Diskussionsreihe IAQ debattiert
Diskussionsreihe IAQ debattiert
In regelmäßigen Abständen diskutieren wir ein besonderes Forschungsthema des IAQ mit Akteuren aus Praxis, Politik und Gesellschaft. Ziel ist es, eine Brücke zwischen Theorie und Praxis zu schlagen und aktuelle Themen aus verschiedenen Blickwinkeln zu beleuchten.
Migrantenorganisationen und Arbeit
Montag, 27.03.2023, 18:00 bis 19:30 Uhr
Welche Rolle spielen Migrantenorganisationen in der Arbeitsvermittlung, in der Zusammenarbeit mit Jobcentern, beim Zugang zu sozialen Rechten und Diensten bei der Organisation von Interessen?

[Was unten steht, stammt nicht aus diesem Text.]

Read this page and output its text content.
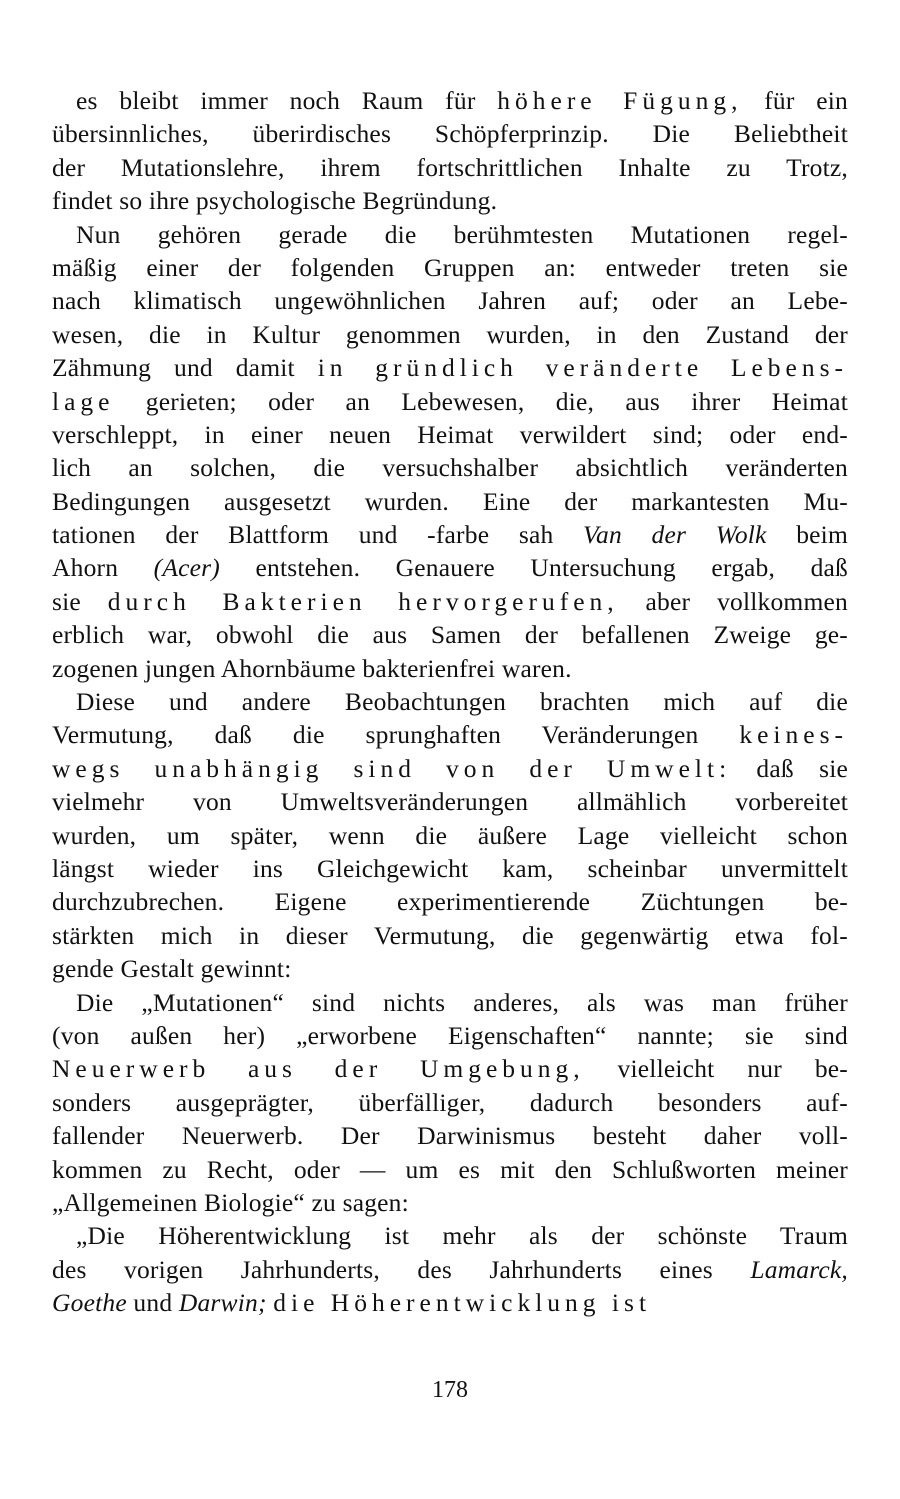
es bleibt immer noch Raum für höhere Fügung, für ein
übersinnliches, überirdisches Schöpferprinzip. Die Beliebtheit
der Mutationslehre, ihrem fortschrittlichen Inhalte zu Trotz,
findet so ihre psychologische Begründung.
Nun gehören gerade die berühmtesten Mutationen regel-
mäßig einer der folgenden Gruppen an: entweder treten sie
nach klimatisch ungewöhnlichen Jahren auf; oder an Lebe-
wesen, die in Kultur genommen wurden, in den Zustand der
Zähmung und damit in gründlich veränderte Lebens-
lage gerieten; oder an Lebewesen, die, aus ihrer Heimat
verschleppt, in einer neuen Heimat verwildert sind; oder end-
lich an solchen, die versuchshalber absichtlich veränderten
Bedingungen ausgesetzt wurden. Eine der markantesten Mu-
tationen der Blattform und -farbe sah Van der Wolk beim
Ahorn (Acer) entstehen. Genauere Untersuchung ergab, daß
sie durch Bakterien hervorgerufen, aber vollkommen
erblich war, obwohl die aus Samen der befallenen Zweige ge-
zogenen jungen Ahornbäume bakterienfrei waren.
Diese und andere Beobachtungen brachten mich auf die
Vermutung, daß die sprunghaften Veränderungen keines-
wegs unabhängig sind von der Umwelt: daß sie
vielmehr von Umweltsveränderungen allmählich vorbereitet
wurden, um später, wenn die äußere Lage vielleicht schon
längst wieder ins Gleichgewicht kam, scheinbar unvermittelt
durchzubrechen. Eigene experimentierende Züchtungen be-
stärkten mich in dieser Vermutung, die gegenwärtig etwa fol-
gende Gestalt gewinnt:
Die „Mutationen“ sind nichts anderes, als was man früher
(von außen her) „erworbene Eigenschaften“ nannte; sie sind
Neuerwerb aus der Umgebung, vielleicht nur be-
sonders ausgeprägter, überfälliger, dadurch besonders auf-
fallender Neuerwerb. Der Darwinismus besteht daher voll-
kommen zu Recht, oder — um es mit den Schlußworten meiner
„Allgemeinen Biologie“ zu sagen:
„Die Höherentwicklung ist mehr als der schönste Traum
des vorigen Jahrhunderts, des Jahrhunderts eines Lamarck,
Goethe und Darwin; die Höherentwicklung ist
178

Darüber sprechen Dr. Thorsten Schlee (IAQ) und Ariana Kellmer (IAQ) mit:
Polina Manolova ist Soziologin und arbeitet an der Universität Tübingen zu den Themen EU-interne Migration, Grenzregime und Arbeitsausbeutung von Migranten. Sie interessiert sich auch für Formen des Widerstands und der Mobilisierung gegen Arbeits- und Migrationsregime an der Basis. Ihre aktuelle Forschung zur rassifizierten Governance von Migranten in segregierten städtischen Gebieten entwickelt sich im Rahmen einer aktiven Teilnahme an migrantischen Kämpfen und den Aktivitäten von "Stolipinovo in Europa" e.V.Philipp Lottholz ist Friedens- und Konfliktforscher an der Philipps-Universität Marburg. Neben dem ehrenamtlichen Engagement bei Stolipinovo in Europa e.V. betreibt er kooperative Forschung mit Gemeinden in Osteuropa und Zentralasien zu den Themen Infrastruktur, Versorgung und öffentliche Sicherheit.

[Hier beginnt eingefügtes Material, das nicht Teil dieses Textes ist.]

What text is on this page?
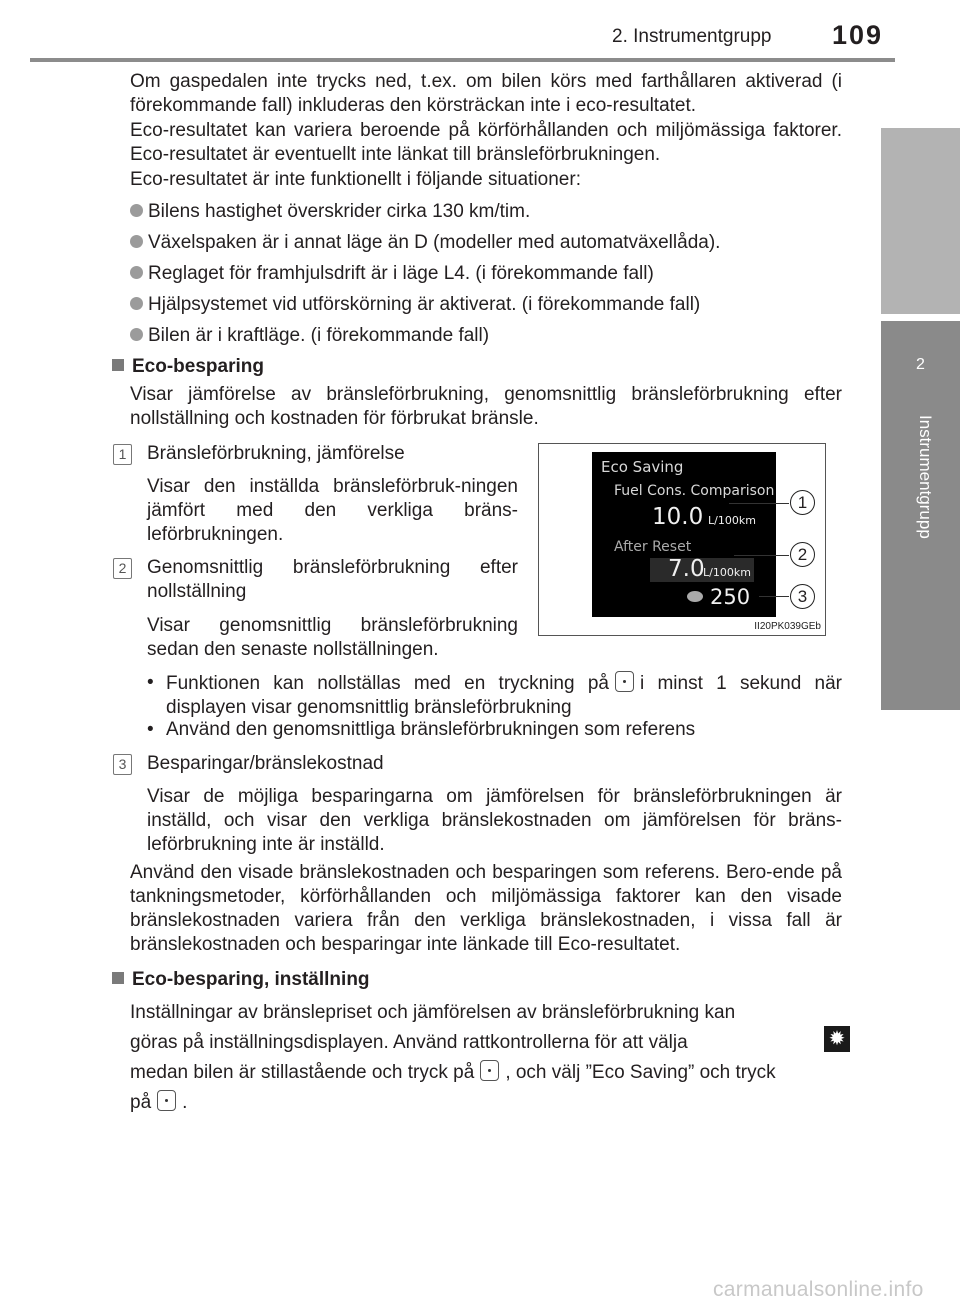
2. Instrumentgrupp 109
2
Instrumentgrupp
Om gaspedalen inte trycks ned, t.ex. om bilen körs med farthållaren aktiverad (i förekommande fall) inkluderas den körsträckan inte i eco-resultatet.
Eco-resultatet kan variera beroende på körförhållanden och miljömässiga faktorer. Eco-resultatet är eventuellt inte länkat till bränsleförbrukningen.
Eco-resultatet är inte funktionellt i följande situationer:
Bilens hastighet överskrider cirka 130 km/tim.
Växelspaken är i annat läge än D (modeller med automatväxellåda).
Reglaget för framhjulsdrift är i läge L4. (i förekommande fall)
Hjälpsystemet vid utförskörning är aktiverat. (i förekommande fall)
Bilen är i kraftläge. (i förekommande fall)
Eco-besparing
Visar jämförelse av bränsleförbrukning, genomsnittlig bränsleförbrukning efter nollställning och kostnaden för förbrukat bränsle.
1 Bränsleförbrukning, jämförelse
Visar den inställda bränsleförbruk-ningen jämfört med den verkliga bräns-leförbrukningen.
2 Genomsnittlig bränsleförbrukning efter nollställning
Visar genomsnittlig bränsleförbrukning sedan den senaste nollställningen.
• Funktionen kan nollställas med en tryckning på i minst 1 sekund när displayen visar genomsnittlig bränsleförbrukning
• Använd den genomsnittliga bränsleförbrukningen som referens
3 Besparingar/bränslekostnad
Visar de möjliga besparingarna om jämförelsen för bränsleförbrukningen är inställd, och visar den verkliga bränslekostnaden om jämförelsen för bräns-leförbrukning inte är inställd.
Använd den visade bränslekostnaden och besparingen som referens. Bero-ende på tankningsmetoder, körförhållanden och miljömässiga faktorer kan den visade bränslekostnaden variera från den verkliga bränslekostnaden, i vissa fall är bränslekostnaden och besparingar inte länkade till Eco-resultatet.
Eco-besparing, inställning
Inställningar av bränslepriset och jämförelsen av bränsleförbrukning kan
göras på inställningsdisplayen. Använd rattkontrollerna för att välja	✹
medan bilen är stillastående och tryck på , och välj ”Eco Saving” och tryck
på .
Eco Saving
Fuel Cons. Comparison
10.0 L/100km
After Reset
7.0
L/100km
250
1
2
3
II20PK039GEb
carmanualsonline.info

Stolipinovo in Europa e.V. ist eine Basisinitiative zur Unterstützung von Migranten, die im März 2022 von bulgarischen türkischsprachigen Migranten in Duisburg-Marxloh gegründet wurde. Die Mitglieder sind Aktivist*innen mit Minderheitenhintergrund und Erfahrung in städtischen Kämpfen in Stolipinovo (Bulgarien) - einem segregierten Stadtviertel, das einer rassistischen Politik der sozioökonomischen Ausgrenzung und des infrastrukturellen Verfalls ausgesetzt ist. Nachdem sie sich nach 2014 in Deutschland niedergelassen hatten, stellten migrantische Aktivist*innen die beiden Kontexte - Stolipinovo (Bulgarien) und Marxloh (Duisburg) - einander gegenüber, da sie ähnliche Herausforderungen in Bezug auf Arbeitsausbeutung, institutionellen Rassismus und Diskriminierung, Segregation und alltägliche Stigmatisierung zu bewältigen hatten. Eine Kerngruppe von Bürgern aus Stolipinovo beschloss, ihre Erfahrungen mit Selbstorganisation und politischer Aktion zu nutzen und andere osteuropäische Migrantengemeinschaften in einen gemeinsamen Kampf für würdigere Arbeits- und Lebensbedingungen in Deutschland einzubinden. Die Initiative bietet Wanderarbeiter*innen und ihren Familien politische Unterstützung in Fragen des Missbrauchs von Arbeitsrechten, der Ausbeutung, des Zugangs zu Sozialleistungen und öffentlichen Diensten sowie bei Polizeikontrolle und Repression. In den vergangenen Monaten hat SiE nach dem Tod des türkischen Bulgaren Refat Süleyman, der bei der Arbeit bei ThyssenKrupp Steel in Bruckhausen ums Leben kam, für bessere Arbeitsbedingungen in der Industriereinigungsbranche gekämpft. SiE initiierte eine Petition, in der das Ende der Auftragsvergabe an Subunternehmen und eine konsequente Untersuchung des Todes von Refat gefordert wurde, führte Infoveranstaltungen zu sozialen und Arbeitsrechten mit Gewerkschaften und Sozialarbeitern durch und beteiligte sich an der Organisation von zwei Protestdemos.